Will watch later on catch-up but some truly amazing images in the BBC article.
The technology and interstellar distances are staggering.
When Cheops, JWST and Hubble are all up there and gathering data....who knows what we'll find?
Wow, 30 years already? I can vaguely recall the launch and subsequent technical issues regarding blurred photos!
Wow, 30 years already? I can vaguely recall the launch and subsequent technical issues regarding blurred photos!
Same here! Was just as I was starting secondary school, I remember watching it on John Craven's Newsround!
The programme was amazing (although a bit more in depth science around the imagery would have been good) and the images mind blowing. That kind of scale just doesn't add up, it's difficult to comprehend gas clouds that are 30 TRILLION km high!
Incredible stuff thanks for the PSA and the iplayer programme. My son (7) loves all of this but I have such difficulty explaining it to him, as the concept of these sort of distances and time and very difficult to grasp, for both of us!
Watched it mind blowing.
Remember watching horizon in 1990 with my dad about it....
Anyone got any good books about the shuttle
I saw a film about the Hubble on IMAX a few yrs ago - the images that machine is capable of capturing are truly mind-blowing.
The OP’s image, I think comes at the end of the film & the camera pulls back....& just keeps pulling back till that gas cloud is a mere spec - but that gas cloud is absolutely vast & the detail it can be seen in is staggering particularly when you realise from how far away the image was captured.
Truly a wondrous thing.
Mind boggling to comprehend. These guys have an incredible ability to park human scale perceptions and think at that scale.
Left me sad that with all this knowledge and ability we still can't manage the tiny planet we live on without buggering it (and our existence on it) up.
I wanted to put that that image of billions of lights worth of galaxies into a scale i could kind of comprehend. Wikipedia blew my mind. It is 'smaller than 1 sq. mm piece of paper held at 1 meter away, and equal to roughly one twenty-six-millionth of the total area of the sky.' 😳
It just shows what America and the world is capable of when we set our minds to it.
Indeed. It spent five years sitting in a warehouse with an incorrectly ground mirror that nobody thought to check, before being launched. It was due originally on the shuttle after Challenger. And pity the poor scientists who’s career work was the high speed photometer.
https://en.m.wikipedia.org/wiki/Corrective_Optics_Space_Telescope_Axial_Replacement
Some great science has come out of it since though. But modern telescopes have superseded its performance, so I guess it’s going to go the way of Skylab?
‘smaller than 1 sq. mm piece of paper held at 1 meter away, and equal to roughly one twenty-six-millionth of the total area of the sky.’ 😳
That's why they call it space - there's a lot of it!
"Space is big.
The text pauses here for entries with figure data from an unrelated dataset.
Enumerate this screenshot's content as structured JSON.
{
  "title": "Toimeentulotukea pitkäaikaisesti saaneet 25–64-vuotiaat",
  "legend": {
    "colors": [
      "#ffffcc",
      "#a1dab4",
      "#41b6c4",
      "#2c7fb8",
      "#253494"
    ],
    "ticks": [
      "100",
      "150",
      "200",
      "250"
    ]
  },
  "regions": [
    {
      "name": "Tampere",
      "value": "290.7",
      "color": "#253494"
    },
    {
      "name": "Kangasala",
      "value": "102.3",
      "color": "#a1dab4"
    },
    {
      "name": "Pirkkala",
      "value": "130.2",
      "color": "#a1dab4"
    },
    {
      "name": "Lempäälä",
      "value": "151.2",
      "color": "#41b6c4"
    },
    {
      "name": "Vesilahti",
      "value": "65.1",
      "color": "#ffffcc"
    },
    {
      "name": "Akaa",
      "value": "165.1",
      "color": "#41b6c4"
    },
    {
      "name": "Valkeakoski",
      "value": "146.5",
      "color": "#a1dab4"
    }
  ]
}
You just won't believe how vastly, hugely, mind-bogglingly big it is. I mean, you may think it's a long way down the road to the chemist's, but that's just peanuts to space.”
One man understood it 😊
Watched it last night on iPlayer. Amazing.
The size of the Pillars of Creation beggars belief - the largest is about 4 light years long/high which is the same distance from the sun to the nearest star, Alpha Centauri.